Saturday, December 17, 2011

My theory

...or really my passion--I've discovered it!

Families are my passion.  I want to help families be whole and healthy.  I want to help parents raise their kids well.  I want kids to feel loved and invested in by their parents, and to be best friends with their parents, just like I am with mine.  I absolutely love the experience I had growing up in my family.  And I want everyone to be able to say the same thing.

Every family is different, but I think a family is successful when kids feel substantially equipped by their parents, and emotionally close to their parents, so that when they grow up, children and parents are able to relate to each other as close friends, able to mutually encourage each other.  A child should feel that his parents are his most supportive allies.  I believe this kind of encouraging and supportive relationship can be maintained even through developmental years.

I have often tried to put these concepts together in my mind, sort of in search of a theory to neatly summarize what makes a family good.  Here are my thoughts on a few key components:
Consistent time together: families need consistent time spent together to be friends with each other and get to know each other.  The time spent together will foster the most openness and support if vulnerability and value are present in those times.
Vulnerability: mutual sharing of concerns, struggles, dreams, desires.  Sharing the deep places together vulnerably contributes to closeness in a family and enables them to understand one another.  It also leads to opportunities to value each other.
Value: Communicated a number of ways, value is placed on others especially in moments of vulnerability.  It comes through empathy, encouraging words, words of hope about the future, speaking to a person's identity, and also through physical touch and all the other love languages.

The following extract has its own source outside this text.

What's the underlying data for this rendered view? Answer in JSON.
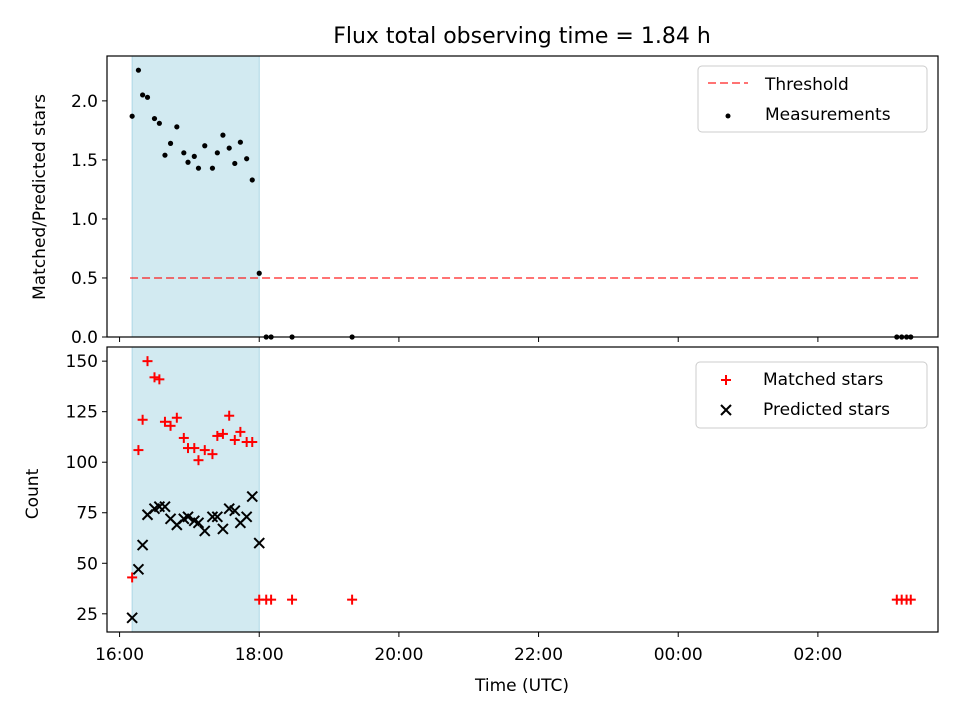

Parents are responsible for arranging/requiring consistent times of interaction for the family.  Within those times parents must invite vulnerability and model valuing of family members, and vice versa as well.  Children will grow into these traits as they see them modeled are invited by parents to practice them.

So I realize this post is a little over-enthusiastic and simplistic, but it's a work in progress.  Thoughts?  Additions?

1 comment:

  1. My first thought is that the triumvirate of consistent time together, vulnerability, and value presupposes a foundation (in the parents') of basic judeo-christian values.